Wenn wir die Wahl hätten, hätten wir uns gefragt, was der Sinn all dieser Opfer ist. Aber wir sind gezwungen, Helden oder Opfer zu sein, und unsere Mütter sind gezwungen, die Tränen des Verlustes und der Hilflosigkeit zurückzuhalten und den Tod zu wählen, anstatt einen Tyrannen um die Freiheit ihrer Kinder zu bitten. Wir haben keine Wahl angesichts von Willkür und Gewalt, wir kämpfen gegen eine Macht, die alles vernichten kann. Deswegen ist Konfrontation die einzige Möglichkeit. Die Frage nach dem Warum ergibt keinen Sinn, wenn wir irgendwann frei sein wollen. Alaa sagte: „Wenn sie an uns schon ein Exempel statuieren und wir anderen eine Lehre sein müssen, dann lasst uns dieses Exempel sein, aber wenigstens so, dass wir unseren eigenen Willen behalten.“
Ich schreibe Dir diesen Brief, nachdem Ihr das Sit-in und den Streik ausgesetzt habt und Alaas zweiter Brief veröffentlicht wurde. Ich habe Hoffnung, dass er bald zu seiner Familie und seinem Sohn zurückkehren wird. Ich hatte, ich hatte Angst nach unserem ersten Gespräch, Angst um Dich. Nachdem ich geflüchtet und zerbrochen bin, kann ich meiner Angst und meiner Schwäche nun ins Gesicht schauen. Ich weiß jetzt, dass ich wieder fliehen würde und dass ich mir wünsche, dass auch andere fliehen können, um zu überleben.

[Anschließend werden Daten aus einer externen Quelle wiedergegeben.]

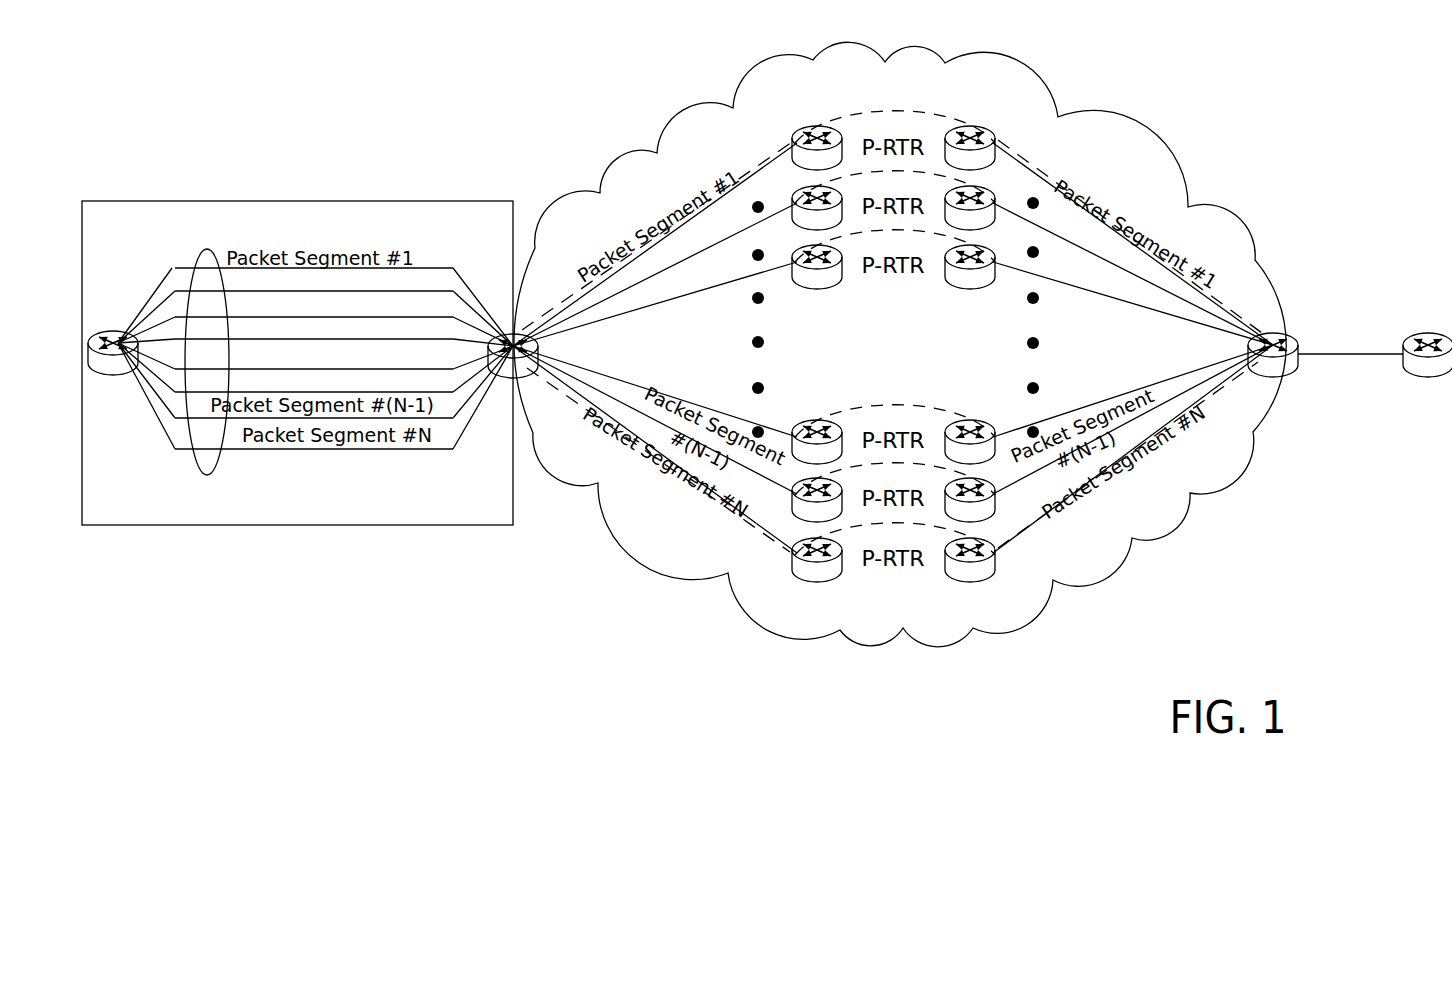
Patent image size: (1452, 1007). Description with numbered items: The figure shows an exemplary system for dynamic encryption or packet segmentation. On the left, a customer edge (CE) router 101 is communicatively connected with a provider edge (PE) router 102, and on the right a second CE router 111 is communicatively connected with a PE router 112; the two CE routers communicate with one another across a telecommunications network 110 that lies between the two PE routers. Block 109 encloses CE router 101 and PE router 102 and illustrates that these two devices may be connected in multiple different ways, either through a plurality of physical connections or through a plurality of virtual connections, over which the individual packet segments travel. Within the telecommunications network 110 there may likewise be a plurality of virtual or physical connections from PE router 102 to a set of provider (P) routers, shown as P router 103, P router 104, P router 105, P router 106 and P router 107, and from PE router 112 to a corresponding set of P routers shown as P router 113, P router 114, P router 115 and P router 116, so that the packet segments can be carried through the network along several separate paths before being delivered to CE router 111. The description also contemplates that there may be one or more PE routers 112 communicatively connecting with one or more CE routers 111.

The customer edge router 101 is at (122, 330).
The provider edge router 102 is at (504, 333).
The P router 103 is at (805, 128).
The P router 104 is at (800, 190).
The P router 105 is at (800, 456).
The P router 106 is at (800, 512).
The P router 107 is at (815, 572).
The block 109 is at (188, 201).
The telecommunications network 110 is at (1080, 117).
The customer edge router 111 is at (1410, 375).
The provider edge router 112 is at (1290, 375).
The P router 113 is at (975, 128).
The P router 114 is at (985, 190).
The P router 115 is at (995, 458).
The P router 116 is at (952, 512).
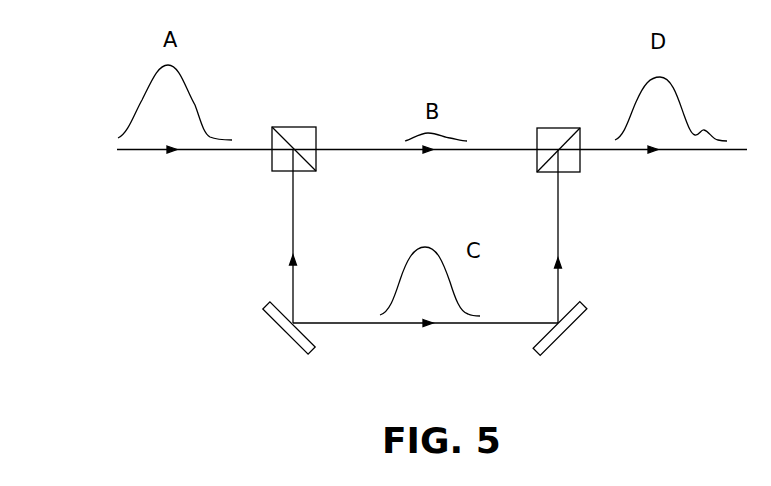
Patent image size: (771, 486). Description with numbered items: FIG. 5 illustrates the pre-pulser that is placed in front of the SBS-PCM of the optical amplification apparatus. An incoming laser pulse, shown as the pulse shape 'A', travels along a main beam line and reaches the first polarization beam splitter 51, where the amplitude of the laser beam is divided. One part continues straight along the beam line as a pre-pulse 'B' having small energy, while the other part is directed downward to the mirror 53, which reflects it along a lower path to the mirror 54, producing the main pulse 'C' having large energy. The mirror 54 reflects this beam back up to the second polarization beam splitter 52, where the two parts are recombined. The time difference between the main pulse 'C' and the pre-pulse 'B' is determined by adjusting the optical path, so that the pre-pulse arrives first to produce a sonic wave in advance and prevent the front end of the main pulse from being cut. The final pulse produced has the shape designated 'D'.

The polarization beam splitter 51 is at (293, 127).
The polarization beam splitter 52 is at (557, 128).
The first mirror 53 is at (267, 307).
The second mirror 54 is at (582, 306).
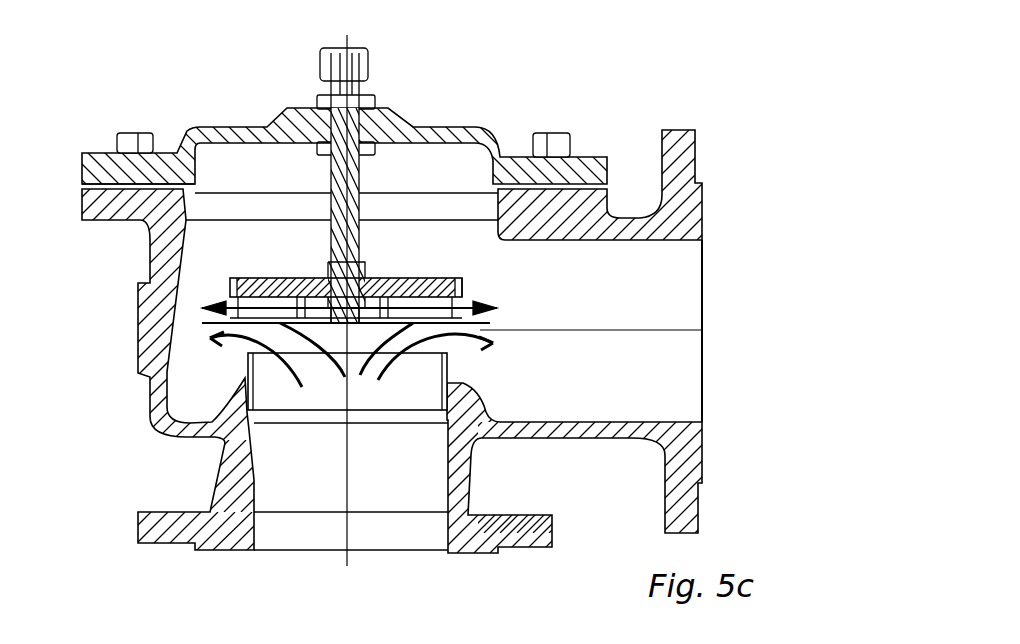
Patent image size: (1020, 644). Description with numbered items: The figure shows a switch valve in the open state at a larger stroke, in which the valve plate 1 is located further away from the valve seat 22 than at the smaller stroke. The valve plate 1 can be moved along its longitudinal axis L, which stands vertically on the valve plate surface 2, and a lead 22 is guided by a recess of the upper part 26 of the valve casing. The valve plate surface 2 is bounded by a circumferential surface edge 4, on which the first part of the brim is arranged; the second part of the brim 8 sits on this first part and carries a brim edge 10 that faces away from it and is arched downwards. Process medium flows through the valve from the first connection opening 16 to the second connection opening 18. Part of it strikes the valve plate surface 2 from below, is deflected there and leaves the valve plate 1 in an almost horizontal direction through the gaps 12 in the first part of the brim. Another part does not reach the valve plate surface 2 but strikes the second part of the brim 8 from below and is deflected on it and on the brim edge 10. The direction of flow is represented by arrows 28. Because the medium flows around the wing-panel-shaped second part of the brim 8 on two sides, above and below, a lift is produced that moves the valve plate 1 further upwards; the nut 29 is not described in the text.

The valve plate 1 is at (452, 259).
The valve plate surface 2 is at (288, 277).
The circumferential surface edge 4 is at (466, 286).
The second part of the brim 8 is at (224, 312).
The brim edge 10 is at (203, 319).
The gaps 12 is at (365, 308).
The first connection opening 16 is at (315, 542).
The second connection opening 18 is at (697, 352).
The valve seat 22 is at (247, 368).
The upper part of the valve casing 26 is at (296, 107).
The arrows 28 is at (317, 379).
The nut 29 is at (384, 109).
The longitudinal axis L is at (347, 40).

Zu Beginn der syrischen Revolution fragte mich meine Freundin, was Tod und Zerstörung überhaupt nutze, was es bringe, wenn ich sterbe. An diesem Tag überbot ich sie, schrie und hob meinen Zeigefinger zu einer feierlichen Predigt. Doch dann bin ich geflohen, und sie ist im Kreislauf des Terrors in Syrien stecken geblieben. Jahre später, als meine Freundin dieselbe Frage wiederholte, waren die Antworten anders und meine unbewusste Entscheidung zu fliehen, wurde zu einer bewussten Entscheidung, aber in gewisser Weise unterschreibe ich damit Alaas Satz: Wenn wir schon ein Exempel statuieren müssen, dann wenigstens eines nach unserem eigenen Willen.